Several weeks ago, Schmitt-Matzen received a call from a nurse. She asked him to come to the hospital because there was a sick little boy who wanted to see Santa.

Schmitt-Matzen arrived at the hospital in 15 minutes. The little boy’s mother gave Schmitt-Matzen a Paw Patrol toy to hand to her son.

“When I walked in, he was laying there, so weak it looked like he was ready to fall asleep. I sat down on his bed and asked, ‘Say, what’s this I hear about you’re gonna miss Christmas? There’s no way you can miss Christmas! Why, you’re my Number One elf!” Schmitt-Matzen told the boy, according to the paper.

Schmitt-Matzen said the boy was so weak he could barely open the gift.

The boy asked Santa, “They say I’m going to die.

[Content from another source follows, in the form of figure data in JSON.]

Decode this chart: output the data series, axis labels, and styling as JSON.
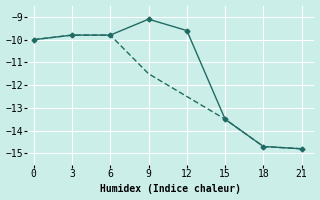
{
  "line1_x": [
    0,
    3,
    6,
    9,
    12,
    15,
    18,
    21
  ],
  "line1_y": [
    -10,
    -9.8,
    -9.8,
    -9.1,
    -9.6,
    -13.5,
    -14.7,
    -14.8
  ],
  "line2_x": [
    0,
    3,
    6,
    9,
    12,
    15,
    18,
    21
  ],
  "line2_y": [
    -10,
    -9.8,
    -9.8,
    -11.5,
    -12.5,
    -13.5,
    -14.7,
    -14.8
  ],
  "color": "#1f6b63",
  "marker": "D",
  "markersize": 2.5,
  "linewidth": 1.0,
  "xlabel": "Humidex (Indice chaleur)",
  "xlim": [
    -0.5,
    22
  ],
  "ylim": [
    -15.5,
    -8.5
  ],
  "xticks": [
    0,
    3,
    6,
    9,
    12,
    15,
    18,
    21
  ],
  "yticks": [
    -9,
    -10,
    -11,
    -12,
    -13,
    -14,
    -15
  ],
  "bg_color": "#cceee8",
  "grid_color": "#ffffff",
  "xlabel_fontsize": 7,
  "tick_fontsize": 7
}
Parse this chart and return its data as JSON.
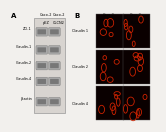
{
  "panel_A_label": "A",
  "panel_B_label": "B",
  "wb_col_labels": [
    "Caco-2\npEZ",
    "Caco-2\nCLCN2"
  ],
  "wb_row_labels": [
    "ZO-1",
    "Claudin-1",
    "Claudin-2",
    "Claudin-4",
    "β-actin"
  ],
  "icc_col_labels": [
    "Caco-2\npEZ",
    "Caco-2\nCLCN2"
  ],
  "icc_row_labels": [
    "Claudin 1",
    "Claudin 2",
    "Claudin 4"
  ],
  "bg_color": "#e8e4e0",
  "band_color": "#888888",
  "dark_band_color": "#555555",
  "cell_line_color": "#dark",
  "red_cell_color": "#cc2200",
  "black_bg": "#111111",
  "panel_bg": "#f2f0ed"
}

How can I tell when I get to where I’m going?”

Schmitt-Matzen told the boy, “When you get there, you tell ’em you’re Santa’s Number One elf, and I know they’ll let you in.”

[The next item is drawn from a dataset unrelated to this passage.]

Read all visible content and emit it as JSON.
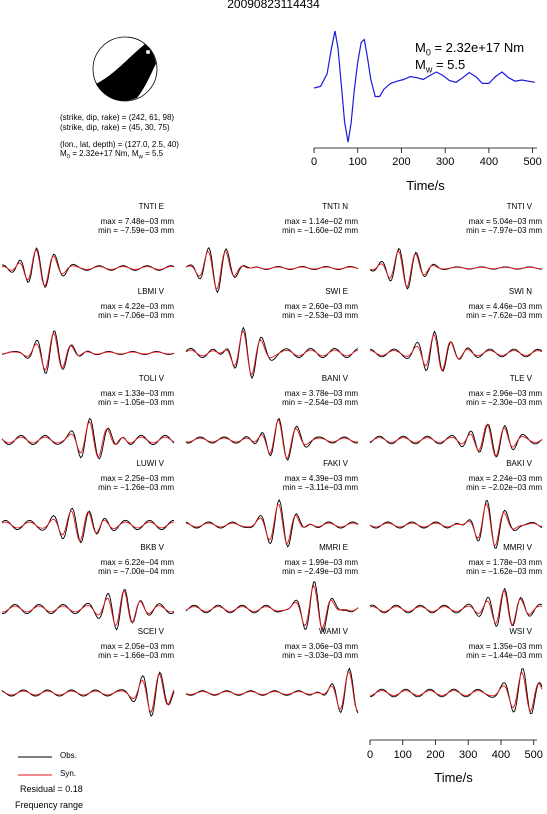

The boy then sat up, and asked one more question: “Santa, can you help me?”

But before Schmitt-Matzen could answer, the boy died in his arms.

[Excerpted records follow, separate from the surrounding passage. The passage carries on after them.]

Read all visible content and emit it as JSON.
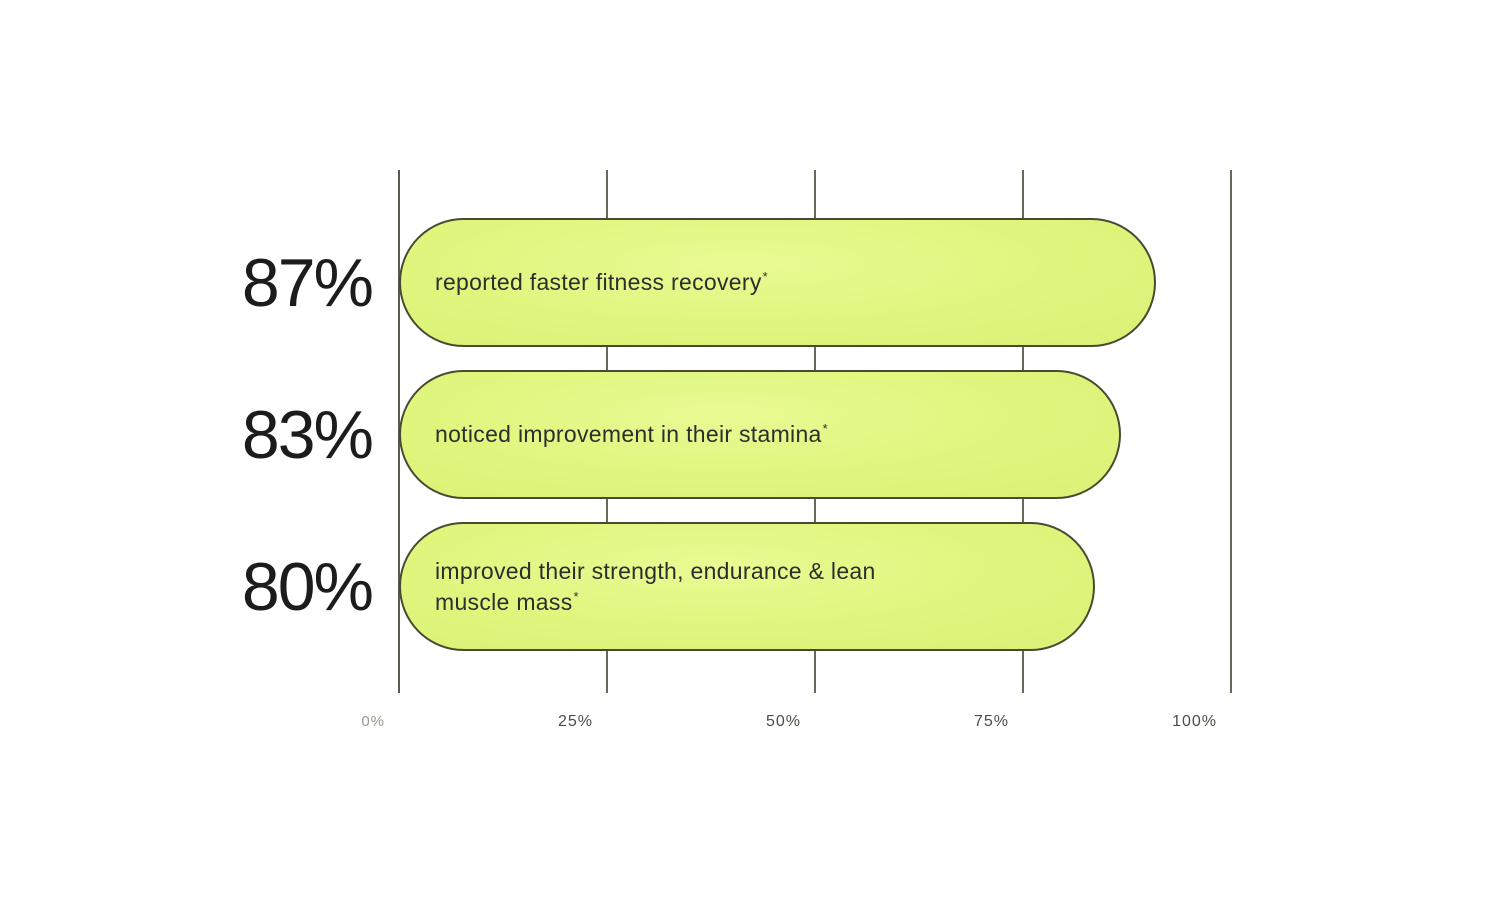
{
  "page": {
    "background": "#ffffff"
  },
  "colors": {
    "bar_fill": "#def67d",
    "bar_border": "#4a4a33",
    "axis_line": "#6a6a59",
    "value_label": "#1c1c1c",
    "bar_text": "#2d2d2d",
    "tick_label": "#4d4d45",
    "tick_label_zero": "#97978a"
  },
  "chart_data": {
    "type": "bar",
    "orientation": "horizontal",
    "title": "",
    "xlim": [
      0,
      100
    ],
    "grid": true,
    "legend": false,
    "x_tick_labels": [
      "0%",
      "25%",
      "50%",
      "75%",
      "100%"
    ],
    "categories": [
      "reported faster fitness recovery",
      "noticed improvement in their stamina",
      "improved their strength, endurance & lean muscle mass"
    ],
    "values": [
      87,
      83,
      80
    ],
    "series": [
      {
        "value": 87,
        "value_label": "87%",
        "label": "reported faster fitness recovery",
        "footnote_marker": "*"
      },
      {
        "value": 83,
        "value_label": "83%",
        "label": "noticed improvement in their stamina",
        "footnote_marker": "*"
      },
      {
        "value": 80,
        "value_label": "80%",
        "label": "improved their strength, endurance & lean muscle mass",
        "footnote_marker": "*"
      }
    ]
  }
}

“I cried all the way home,” Schmitt-Matzen told the Knoxville News Sentinel. “I was crying so hard, I had a tough time seeing good enough to drive. My wife and I were scheduled to visit our grandchildren in Nashville the next day, but I told her to go by herself. I was a basket case for three days. It took me a week or two to stop thinking about it all the time.”

For a while, Schmitt-Matzen wasn’t sure if he could play Santa again, but he decided to work one more show and said it “made me realize the role I have to play. For them and for me.”

*Editor’s Note:

“Since publication, the News Sentinel has done additional investigation in an attempt to independently verify Schmitt-Matzen’s account. This has proven unsuccessful. Although facts about his background have checked out, his story of bringing a gift to a dying child remains unverified. The News Sentinel cannot establish that Schmitt-Matzen’s account is inaccurate, but more importantly, ongoing reporting cannot establish that it is accurate.

Therefore, because the story does not meet the newspaper’s standards of verification, we are no longer standing by the veracity of Schmitt-Matzen’s account.”